The next bottlenecks
The post is also useful because it identifies where a successful cache changes the shape of the remaining work. Some build tools use partial downloads extensively, so uncached HTTP Range responses can force unnecessary full-object fetches. A small number of artifacts larger than 8 GB account for disproportionate egress when repeatedly accessed. Hot objects can create burst traffic and thundering-herd behavior. Uber is therefore considering end-to-end range support, specialized large-object caching, node-local hot caches, request coalescing, and stronger backpressure.
Those follow-on problems are evidence that the main boundary is working. Once the origin and validation proxy divide responsibility cleanly, optimization can proceed incrementally. A node-local cache can sit in front of the shared cache without changing the source of truth. Request coalescing can reduce duplicate fetches without weakening validation. Large-object policies can change cost behavior without reintroducing artifact ownership into the proxy.
Takeaway
Uber’s migration is a practical example of separating durable authority from local acceleration. The managed service owns storage durability, regional replication, and upgrades. The internal proxy owns efficient delivery, observability, and graceful degradation. Conditional HTTP requests connect the two layers with a simple rule: cached bytes may be served only after the authoritative origin confirms that they are still current.

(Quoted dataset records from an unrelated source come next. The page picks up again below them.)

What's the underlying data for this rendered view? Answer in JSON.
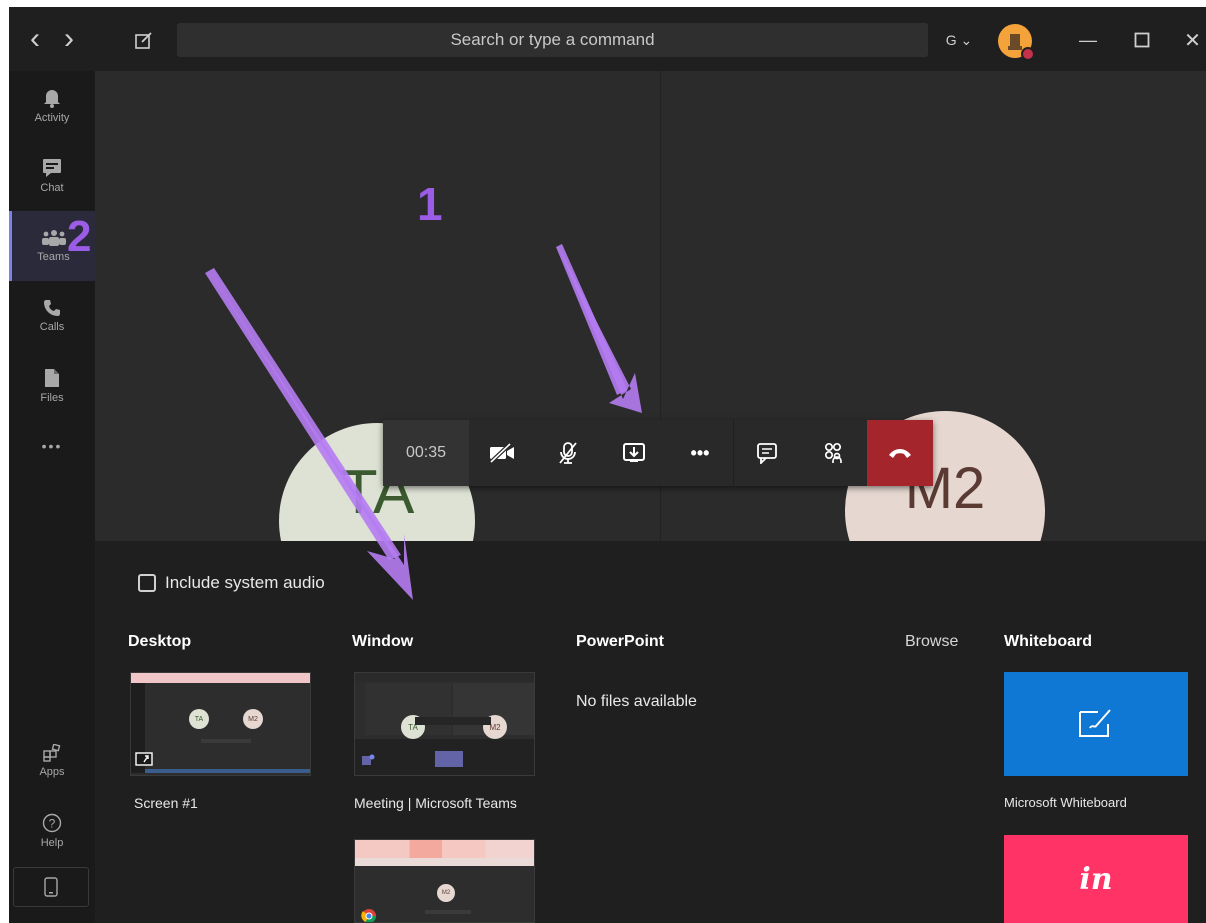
{
  "titlebar": {
    "back_glyph": "‹",
    "forward_glyph": "›",
    "search_placeholder": "Search or type a command",
    "account_menu": "G ⌄",
    "minimize_glyph": "—",
    "close_glyph": "✕"
  },
  "rail": {
    "items": [
      {
        "label": "Activity",
        "icon": "bell-icon"
      },
      {
        "label": "Chat",
        "icon": "chat-icon"
      },
      {
        "label": "Teams",
        "icon": "teams-icon"
      },
      {
        "label": "Calls",
        "icon": "phone-icon"
      },
      {
        "label": "Files",
        "icon": "file-icon"
      }
    ],
    "more": "•••",
    "apps_label": "Apps",
    "help_label": "Help"
  },
  "stage": {
    "participant_left": "TA",
    "participant_right": "M2"
  },
  "callbar": {
    "timer": "00:35",
    "more_glyph": "•••"
  },
  "annotations": {
    "label_1": "1",
    "label_2": "2"
  },
  "share": {
    "include_audio_label": "Include system audio",
    "sections": {
      "desktop": "Desktop",
      "window": "Window",
      "powerpoint": "PowerPoint",
      "browse": "Browse",
      "whiteboard": "Whiteboard"
    },
    "desktop_items": [
      "Screen #1"
    ],
    "window_items": [
      "Meeting | Microsoft Teams"
    ],
    "powerpoint_empty": "No files available",
    "whiteboard_items": [
      "Microsoft Whiteboard"
    ],
    "invision_glyph": "in",
    "thumb_left": "TA",
    "thumb_right": "M2"
  },
  "colors": {
    "accent": "#7b83eb",
    "hangup": "#a4262c",
    "annotation": "#9b5de5",
    "whiteboard": "#0f78d4",
    "invision": "#ff3366"
  }
}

That pattern applies beyond build artifacts. Large engineering systems often accumulate operational risk because a component combines source-of-truth responsibilities with low-latency serving and local capacity management. Moving the durable layer to a managed service can reduce that burden, but only if cost and latency are addressed without creating a second source of truth. Uber’s validation proxy shows one disciplined way to do that: keep the local layer disposable, make correctness checks explicit, and ensure that failures cost money or time before they cost reliability.